The animals with epilepsy had lost about 50 percent of the neurons in the hippocampus, similar to what is seen in people with temporal lobe epilepsy, Buckmaster said. The researchers observed another striking similarity: In most cases, the hippocampus on only one side of the brain in the sea lions showed any signs of damage.
“That was really surprising,” Buckmaster said. “That is what you find in people – 80 percent of the time the damage is just on one side.”
In rats and mice, which are the models typically used in epilepsy studies, injury is seen in the hippocampus of both sides of the brain, he said.

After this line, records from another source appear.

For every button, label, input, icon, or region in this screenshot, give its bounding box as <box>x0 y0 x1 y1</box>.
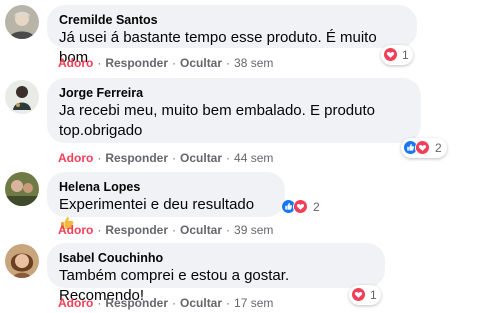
hide-button[interactable]: Ocultar <box>180 151 222 165</box>
love-button[interactable]: Adoro <box>58 151 93 165</box>
commenter-name[interactable]: Isabel Couchinho <box>59 250 373 266</box>
reply-button[interactable]: Responder <box>105 56 168 70</box>
love-reaction-icon <box>351 287 366 303</box>
commenter-name[interactable]: Cremilde Santos <box>59 12 405 28</box>
reply-button[interactable]: Responder <box>105 296 168 310</box>
reactions-summary[interactable]: 1 <box>349 285 381 305</box>
commenter-name[interactable]: Jorge Ferreira <box>59 85 409 101</box>
reply-button[interactable]: Responder <box>105 223 168 237</box>
comment-bubble: Cremilde Santos Já usei á bastante tempo… <box>47 5 417 66</box>
comment-text-line: top.obrigado <box>59 122 143 139</box>
comment-actions: Adoro · Responder · Ocultar · 38 sem <box>58 56 274 70</box>
avatar[interactable] <box>5 5 39 39</box>
avatar[interactable] <box>5 244 39 278</box>
reaction-count: 1 <box>402 48 409 62</box>
reaction-count: 1 <box>370 288 377 302</box>
love-button[interactable]: Adoro <box>58 56 93 70</box>
reaction-count: 2 <box>313 200 320 214</box>
comment-actions: Adoro · Responder · Ocultar · 44 sem <box>58 151 274 165</box>
timestamp[interactable]: 17 sem <box>234 296 273 310</box>
comment-bubble: Helena Lopes Experimentei e deu resultad… <box>47 172 285 229</box>
timestamp[interactable]: 38 sem <box>234 56 273 70</box>
avatar[interactable] <box>5 80 39 114</box>
timestamp[interactable]: 39 sem <box>234 223 273 237</box>
comment-bubble: Isabel Couchinho Também comprei e estou … <box>47 243 385 304</box>
avatar[interactable] <box>5 172 39 206</box>
love-button[interactable]: Adoro <box>58 223 93 237</box>
reaction-count: 2 <box>435 141 442 155</box>
comment-bubble: Jorge Ferreira Ja recebi meu, muito bem … <box>47 78 421 143</box>
love-button[interactable]: Adoro <box>58 296 93 310</box>
hide-button[interactable]: Ocultar <box>180 296 222 310</box>
reactions-summary[interactable]: 2 <box>401 138 447 158</box>
reactions-summary[interactable]: 1 <box>381 45 413 65</box>
hide-button[interactable]: Ocultar <box>180 223 222 237</box>
timestamp[interactable]: 44 sem <box>234 151 273 165</box>
hide-button[interactable]: Ocultar <box>180 56 222 70</box>
love-reaction-icon <box>415 140 431 156</box>
love-reaction-icon <box>293 199 309 215</box>
reply-button[interactable]: Responder <box>105 151 168 165</box>
reactions-summary[interactable]: 2 <box>279 197 325 217</box>
comment-text-line: Ja recebi meu, muito bem embalado. E pro… <box>59 102 376 119</box>
commenter-name[interactable]: Helena Lopes <box>59 179 273 195</box>
comment-actions: Adoro · Responder · Ocultar · 39 sem <box>58 223 274 237</box>
love-reaction-icon <box>383 47 398 63</box>
comment-actions: Adoro · Responder · Ocultar · 17 sem <box>58 296 274 310</box>
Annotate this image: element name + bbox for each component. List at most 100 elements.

The results are curious, as sea lions ingest the toxin throughout their bodies, he said. “Why would there be damage only on one side?”
He speculated that it could be related to the size and structure of the brain. Like the human brain, the sea lion brain is significantly larger than a rodent brain – 700 times larger than a mouse brain and 180 times larger than a rat brain – and contains many more neurons. However, the average number of synapses – connections between nerve cells – per neuron is roughly the same in rodents and humans. Without more synapses for each neuron, the probability of any two neurons in the large brain being connected must be lower than it is in the small brain, Buckmaster surmised. So this relative lack of interconnectivity in human and sea lion brains could be why damage remains localized to a specific area, he said. (The number of synapses hasn’t been measured in sea lions, though it seems reasonable to speculate that they would have a similar ratio of synapses per neuron, he said.)